Aggregation of FIRE elements for peak calling

Aggregate FIRE score calculation

The FIRE score ($S_g$) for a position in the genome ($g$) is calculated using the following formula:

$$ S_g=-\frac{50}{R_g} \sum_{i=1}^{C_g} \log_{10}(1-min(EP_i , 0.99)) $$

where $C_g$ is the number of FIRE elements at the $g$th position, $R_g$ is the number of Fiber-seq reads at the $g$th position, and $EP_i$ is the estimated precision of the $i$th FIRE element at the $g$th position. The estimated precision of each FIRE element is thresholded at 0.99, such that the FIRE score takes on values between 0 and 100. Regions covered by less than four FIRE elements (i.e., if $C_g < 4$) are not scored and are given a value of negative one.

Regions of unreliable coverage

Regions with unreliable coverage are defined as regions with Fiber-seq coverage that deviate from the median coverage by five standard deviations, where a standard deviation is defined by the Poisson distribution (i.e., the square root of the mean coverage). This is a parameter that can be adjusted by the user.

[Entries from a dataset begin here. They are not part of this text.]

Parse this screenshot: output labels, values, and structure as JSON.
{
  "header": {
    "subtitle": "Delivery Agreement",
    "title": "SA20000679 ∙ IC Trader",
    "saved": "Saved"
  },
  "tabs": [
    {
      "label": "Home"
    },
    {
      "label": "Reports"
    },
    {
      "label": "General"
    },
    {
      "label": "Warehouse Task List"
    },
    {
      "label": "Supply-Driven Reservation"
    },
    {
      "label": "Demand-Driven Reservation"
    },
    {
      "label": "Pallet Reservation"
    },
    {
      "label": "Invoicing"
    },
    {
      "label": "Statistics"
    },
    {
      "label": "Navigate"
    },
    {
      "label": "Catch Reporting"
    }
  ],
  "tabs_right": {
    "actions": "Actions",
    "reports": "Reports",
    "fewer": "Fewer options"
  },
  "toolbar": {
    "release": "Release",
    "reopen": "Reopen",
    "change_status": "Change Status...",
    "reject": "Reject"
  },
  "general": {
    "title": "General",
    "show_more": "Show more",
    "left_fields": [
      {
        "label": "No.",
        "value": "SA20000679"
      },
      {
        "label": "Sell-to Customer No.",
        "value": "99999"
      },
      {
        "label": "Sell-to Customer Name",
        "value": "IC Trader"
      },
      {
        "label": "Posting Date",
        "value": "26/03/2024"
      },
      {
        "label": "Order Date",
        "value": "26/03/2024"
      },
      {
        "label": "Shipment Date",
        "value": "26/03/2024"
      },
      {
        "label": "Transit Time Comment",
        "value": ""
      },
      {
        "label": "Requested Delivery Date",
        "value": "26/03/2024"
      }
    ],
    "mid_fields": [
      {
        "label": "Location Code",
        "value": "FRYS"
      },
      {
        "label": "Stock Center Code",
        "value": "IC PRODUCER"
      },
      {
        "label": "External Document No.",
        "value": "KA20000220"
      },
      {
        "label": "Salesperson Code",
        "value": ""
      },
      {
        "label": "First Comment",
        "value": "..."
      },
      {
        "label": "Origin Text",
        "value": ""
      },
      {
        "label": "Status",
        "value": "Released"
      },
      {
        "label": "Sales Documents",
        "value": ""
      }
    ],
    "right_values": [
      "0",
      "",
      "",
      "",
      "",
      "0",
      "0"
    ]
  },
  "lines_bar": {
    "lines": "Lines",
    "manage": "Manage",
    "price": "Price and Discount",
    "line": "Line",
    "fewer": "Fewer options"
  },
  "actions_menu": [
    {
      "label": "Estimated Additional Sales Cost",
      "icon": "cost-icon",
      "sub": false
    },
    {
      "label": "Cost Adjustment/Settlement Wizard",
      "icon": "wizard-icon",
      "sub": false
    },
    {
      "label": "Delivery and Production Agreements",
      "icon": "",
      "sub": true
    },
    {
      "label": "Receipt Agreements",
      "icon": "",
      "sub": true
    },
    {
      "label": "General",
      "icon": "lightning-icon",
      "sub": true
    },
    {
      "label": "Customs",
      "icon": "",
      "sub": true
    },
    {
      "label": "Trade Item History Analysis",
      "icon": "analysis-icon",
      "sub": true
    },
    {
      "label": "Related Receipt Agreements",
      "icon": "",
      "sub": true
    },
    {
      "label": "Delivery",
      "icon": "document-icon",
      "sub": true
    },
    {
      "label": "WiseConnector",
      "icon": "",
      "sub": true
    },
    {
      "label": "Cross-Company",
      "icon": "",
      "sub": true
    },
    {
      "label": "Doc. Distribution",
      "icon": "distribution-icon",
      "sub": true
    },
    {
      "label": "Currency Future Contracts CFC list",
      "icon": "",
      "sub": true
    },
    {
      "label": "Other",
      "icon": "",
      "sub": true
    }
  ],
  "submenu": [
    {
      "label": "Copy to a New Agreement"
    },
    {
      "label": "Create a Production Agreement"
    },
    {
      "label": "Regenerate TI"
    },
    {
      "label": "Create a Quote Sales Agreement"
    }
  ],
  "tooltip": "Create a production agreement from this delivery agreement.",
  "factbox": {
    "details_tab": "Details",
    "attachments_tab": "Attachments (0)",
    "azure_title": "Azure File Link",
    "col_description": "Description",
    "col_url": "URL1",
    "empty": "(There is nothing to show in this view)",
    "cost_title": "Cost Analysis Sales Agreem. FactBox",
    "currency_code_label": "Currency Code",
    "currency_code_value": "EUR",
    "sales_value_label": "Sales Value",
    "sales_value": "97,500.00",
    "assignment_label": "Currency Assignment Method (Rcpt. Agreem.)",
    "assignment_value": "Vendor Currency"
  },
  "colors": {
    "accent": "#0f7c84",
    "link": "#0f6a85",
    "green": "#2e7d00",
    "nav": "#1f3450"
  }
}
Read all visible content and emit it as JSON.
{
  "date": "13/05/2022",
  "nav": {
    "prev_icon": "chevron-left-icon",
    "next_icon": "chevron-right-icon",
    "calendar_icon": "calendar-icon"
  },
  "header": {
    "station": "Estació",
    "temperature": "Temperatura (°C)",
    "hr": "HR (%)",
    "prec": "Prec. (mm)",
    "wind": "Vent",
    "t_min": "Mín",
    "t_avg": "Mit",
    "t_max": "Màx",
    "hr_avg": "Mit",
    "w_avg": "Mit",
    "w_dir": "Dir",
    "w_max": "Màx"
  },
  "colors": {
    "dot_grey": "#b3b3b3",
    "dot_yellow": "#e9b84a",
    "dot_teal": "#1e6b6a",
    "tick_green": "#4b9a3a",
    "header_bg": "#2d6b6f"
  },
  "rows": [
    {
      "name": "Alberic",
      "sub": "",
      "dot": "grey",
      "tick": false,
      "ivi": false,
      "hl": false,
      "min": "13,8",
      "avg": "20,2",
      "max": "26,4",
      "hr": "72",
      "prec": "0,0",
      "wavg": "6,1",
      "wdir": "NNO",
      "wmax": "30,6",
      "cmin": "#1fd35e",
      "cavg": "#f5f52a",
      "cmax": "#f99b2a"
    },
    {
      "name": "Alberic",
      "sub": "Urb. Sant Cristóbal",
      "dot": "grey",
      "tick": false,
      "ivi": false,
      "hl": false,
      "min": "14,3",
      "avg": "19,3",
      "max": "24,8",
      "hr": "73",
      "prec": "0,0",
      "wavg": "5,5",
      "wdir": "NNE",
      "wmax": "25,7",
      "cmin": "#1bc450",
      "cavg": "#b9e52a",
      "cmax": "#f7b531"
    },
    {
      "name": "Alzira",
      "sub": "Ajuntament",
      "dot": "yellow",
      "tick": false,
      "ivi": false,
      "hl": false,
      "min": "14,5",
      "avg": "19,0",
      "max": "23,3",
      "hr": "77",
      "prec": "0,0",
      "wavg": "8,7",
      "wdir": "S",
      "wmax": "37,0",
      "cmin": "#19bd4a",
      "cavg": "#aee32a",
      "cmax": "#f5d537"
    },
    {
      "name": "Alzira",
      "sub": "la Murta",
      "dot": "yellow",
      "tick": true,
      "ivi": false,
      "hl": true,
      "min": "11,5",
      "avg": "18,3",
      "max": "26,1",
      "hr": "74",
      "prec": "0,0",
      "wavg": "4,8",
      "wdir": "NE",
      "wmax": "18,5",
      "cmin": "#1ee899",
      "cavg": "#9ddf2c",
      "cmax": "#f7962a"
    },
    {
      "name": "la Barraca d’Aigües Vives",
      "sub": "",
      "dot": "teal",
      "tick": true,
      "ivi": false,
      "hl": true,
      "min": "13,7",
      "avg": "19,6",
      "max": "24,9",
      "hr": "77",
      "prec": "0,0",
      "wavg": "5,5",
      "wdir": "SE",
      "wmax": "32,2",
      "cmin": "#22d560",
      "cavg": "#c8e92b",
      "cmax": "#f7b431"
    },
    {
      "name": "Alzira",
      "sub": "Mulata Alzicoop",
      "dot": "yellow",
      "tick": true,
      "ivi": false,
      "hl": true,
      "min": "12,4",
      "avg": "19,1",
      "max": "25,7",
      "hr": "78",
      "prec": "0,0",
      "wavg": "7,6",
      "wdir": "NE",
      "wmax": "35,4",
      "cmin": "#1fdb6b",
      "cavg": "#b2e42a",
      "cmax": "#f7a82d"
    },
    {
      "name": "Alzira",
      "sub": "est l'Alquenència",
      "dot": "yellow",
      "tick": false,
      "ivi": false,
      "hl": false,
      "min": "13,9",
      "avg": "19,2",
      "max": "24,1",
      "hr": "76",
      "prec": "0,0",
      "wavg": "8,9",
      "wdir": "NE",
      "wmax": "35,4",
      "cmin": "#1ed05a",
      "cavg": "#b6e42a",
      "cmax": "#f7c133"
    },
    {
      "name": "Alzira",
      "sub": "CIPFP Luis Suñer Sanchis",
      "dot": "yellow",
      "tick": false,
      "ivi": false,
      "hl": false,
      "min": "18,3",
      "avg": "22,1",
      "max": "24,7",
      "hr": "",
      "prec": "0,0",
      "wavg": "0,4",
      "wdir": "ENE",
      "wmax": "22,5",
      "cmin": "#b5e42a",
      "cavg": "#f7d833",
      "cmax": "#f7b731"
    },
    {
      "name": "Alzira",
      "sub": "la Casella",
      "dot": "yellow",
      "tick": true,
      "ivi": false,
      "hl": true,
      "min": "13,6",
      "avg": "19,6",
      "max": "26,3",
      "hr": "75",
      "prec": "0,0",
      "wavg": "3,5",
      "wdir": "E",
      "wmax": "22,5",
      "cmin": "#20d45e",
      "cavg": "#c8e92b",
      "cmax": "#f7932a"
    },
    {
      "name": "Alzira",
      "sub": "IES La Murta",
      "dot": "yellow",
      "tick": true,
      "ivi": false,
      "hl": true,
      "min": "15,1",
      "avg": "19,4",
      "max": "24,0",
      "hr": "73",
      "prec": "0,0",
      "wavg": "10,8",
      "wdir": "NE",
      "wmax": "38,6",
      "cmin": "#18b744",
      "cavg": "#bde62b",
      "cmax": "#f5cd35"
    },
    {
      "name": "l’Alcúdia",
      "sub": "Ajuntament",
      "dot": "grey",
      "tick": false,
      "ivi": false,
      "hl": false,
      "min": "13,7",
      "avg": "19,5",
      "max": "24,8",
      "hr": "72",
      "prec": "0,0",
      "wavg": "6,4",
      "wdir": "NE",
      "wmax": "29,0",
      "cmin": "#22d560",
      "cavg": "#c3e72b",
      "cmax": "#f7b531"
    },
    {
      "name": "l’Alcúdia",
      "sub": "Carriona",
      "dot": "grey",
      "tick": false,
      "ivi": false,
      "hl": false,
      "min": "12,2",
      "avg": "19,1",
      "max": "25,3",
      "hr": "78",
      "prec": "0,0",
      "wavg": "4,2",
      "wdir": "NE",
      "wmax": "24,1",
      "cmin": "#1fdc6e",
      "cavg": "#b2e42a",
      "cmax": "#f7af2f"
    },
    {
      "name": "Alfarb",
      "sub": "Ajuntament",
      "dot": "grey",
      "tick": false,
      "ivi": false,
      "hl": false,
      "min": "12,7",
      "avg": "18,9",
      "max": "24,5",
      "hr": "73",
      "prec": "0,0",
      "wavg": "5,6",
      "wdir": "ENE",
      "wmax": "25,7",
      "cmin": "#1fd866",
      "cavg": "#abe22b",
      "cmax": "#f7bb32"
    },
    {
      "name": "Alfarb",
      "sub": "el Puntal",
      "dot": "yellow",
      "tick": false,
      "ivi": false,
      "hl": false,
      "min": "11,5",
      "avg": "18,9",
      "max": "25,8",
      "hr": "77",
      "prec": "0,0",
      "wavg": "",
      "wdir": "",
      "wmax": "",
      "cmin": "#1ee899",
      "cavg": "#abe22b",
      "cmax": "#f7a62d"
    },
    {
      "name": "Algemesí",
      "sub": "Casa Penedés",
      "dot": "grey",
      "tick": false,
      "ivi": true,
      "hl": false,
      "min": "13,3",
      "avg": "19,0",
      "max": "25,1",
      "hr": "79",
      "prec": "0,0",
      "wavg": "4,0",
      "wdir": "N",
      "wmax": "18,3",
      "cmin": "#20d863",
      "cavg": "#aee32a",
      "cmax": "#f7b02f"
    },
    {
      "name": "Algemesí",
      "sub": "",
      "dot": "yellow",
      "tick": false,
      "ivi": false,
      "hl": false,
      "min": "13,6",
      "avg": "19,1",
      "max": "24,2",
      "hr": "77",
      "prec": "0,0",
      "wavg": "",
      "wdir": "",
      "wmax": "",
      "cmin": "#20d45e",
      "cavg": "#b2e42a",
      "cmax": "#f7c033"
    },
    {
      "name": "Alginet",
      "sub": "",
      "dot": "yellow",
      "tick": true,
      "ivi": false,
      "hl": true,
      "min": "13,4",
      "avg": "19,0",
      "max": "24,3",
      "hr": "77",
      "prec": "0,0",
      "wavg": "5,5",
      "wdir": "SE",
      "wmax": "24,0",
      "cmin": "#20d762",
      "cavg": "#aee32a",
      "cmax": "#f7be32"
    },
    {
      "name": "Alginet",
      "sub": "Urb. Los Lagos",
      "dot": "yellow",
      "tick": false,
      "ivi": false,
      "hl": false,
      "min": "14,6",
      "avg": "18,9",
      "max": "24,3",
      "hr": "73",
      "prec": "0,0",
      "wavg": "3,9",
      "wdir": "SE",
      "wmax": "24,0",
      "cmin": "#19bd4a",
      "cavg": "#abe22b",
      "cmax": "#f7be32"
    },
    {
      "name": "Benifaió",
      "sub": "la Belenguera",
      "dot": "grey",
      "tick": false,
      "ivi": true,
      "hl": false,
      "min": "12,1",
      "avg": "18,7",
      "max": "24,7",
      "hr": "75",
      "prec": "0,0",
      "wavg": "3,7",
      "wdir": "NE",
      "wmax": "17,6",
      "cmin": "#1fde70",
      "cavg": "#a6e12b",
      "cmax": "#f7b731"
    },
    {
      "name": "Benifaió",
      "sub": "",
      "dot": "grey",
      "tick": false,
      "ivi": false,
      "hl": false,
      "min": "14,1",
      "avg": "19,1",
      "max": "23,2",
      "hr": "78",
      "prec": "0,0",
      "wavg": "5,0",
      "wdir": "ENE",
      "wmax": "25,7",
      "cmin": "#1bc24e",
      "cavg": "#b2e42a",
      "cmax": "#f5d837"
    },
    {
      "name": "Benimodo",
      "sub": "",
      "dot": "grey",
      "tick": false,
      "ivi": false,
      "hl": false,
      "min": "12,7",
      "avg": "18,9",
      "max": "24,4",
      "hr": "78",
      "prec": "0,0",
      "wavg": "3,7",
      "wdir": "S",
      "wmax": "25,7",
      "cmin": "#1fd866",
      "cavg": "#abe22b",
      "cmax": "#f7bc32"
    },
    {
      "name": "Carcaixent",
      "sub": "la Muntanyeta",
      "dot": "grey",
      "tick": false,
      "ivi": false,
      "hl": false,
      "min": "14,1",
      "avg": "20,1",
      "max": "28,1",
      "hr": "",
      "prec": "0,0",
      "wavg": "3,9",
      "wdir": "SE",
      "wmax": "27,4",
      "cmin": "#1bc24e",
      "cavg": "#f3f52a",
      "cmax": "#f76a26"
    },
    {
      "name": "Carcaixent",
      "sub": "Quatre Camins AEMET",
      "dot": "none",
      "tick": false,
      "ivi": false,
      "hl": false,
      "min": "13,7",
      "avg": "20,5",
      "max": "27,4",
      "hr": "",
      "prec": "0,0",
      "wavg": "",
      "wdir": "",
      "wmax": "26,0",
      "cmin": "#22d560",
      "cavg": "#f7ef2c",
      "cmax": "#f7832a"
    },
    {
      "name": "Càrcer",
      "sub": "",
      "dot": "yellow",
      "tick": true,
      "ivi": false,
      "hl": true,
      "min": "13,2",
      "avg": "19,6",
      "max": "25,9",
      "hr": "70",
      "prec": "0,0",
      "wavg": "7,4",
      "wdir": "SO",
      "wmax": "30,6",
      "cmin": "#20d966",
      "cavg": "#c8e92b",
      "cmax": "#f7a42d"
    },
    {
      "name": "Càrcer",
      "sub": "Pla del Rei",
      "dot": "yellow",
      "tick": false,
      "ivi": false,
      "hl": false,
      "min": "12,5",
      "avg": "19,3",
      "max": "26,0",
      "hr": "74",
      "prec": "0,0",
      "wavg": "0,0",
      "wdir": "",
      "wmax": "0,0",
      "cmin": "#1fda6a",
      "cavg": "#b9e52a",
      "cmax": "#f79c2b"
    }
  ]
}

FIRE score FDR calculation

We shuffle the location of an entire Fiber-seq read by selecting a random start position within the chromosome and relocating the entire read to that start position. Fiber-seq reads originating from regions with unreliable coverage (defined above) are not shuffled, and reads from regions with reliable coverage are not shuffled into regions with unreliable coverage (bedtools shuffle -chrom -excl, v2.31.0) (Quinlan & Hall, 2010). We then compute FIRE scores associated with the shuffled genome. Recalling that the FIRE score for the $g$th position in the genome is denoted $S_g$, we divide the number of bases that have shuffled FIRE scores above $S_g$ by the number of bases that have un-shuffled FIRE scores above $S_g$. This provides an estimate of the FDR associated with the FIRE score $S_g$.

Peak calling

Peaks are called by identifying FIRE score local-maxima that have FDR values below a 5% threshold and at least 10% actuation (Cg / Rg). Adjacent local maxima that share 50% of the underlying FIRE elements or have 90% reciprocal overlap are merged into a single peak, using the higher of the two local maxima. Then, the start and end positions of the peak are determined by the median start and end positions of the underlying FIRE elements. We also calculated and reported wide peaks by taking the union of the FIRE peaks and all regions below the FDR threshold and then merged the resulting regions that were within one nucleosome (147 bp) of one another.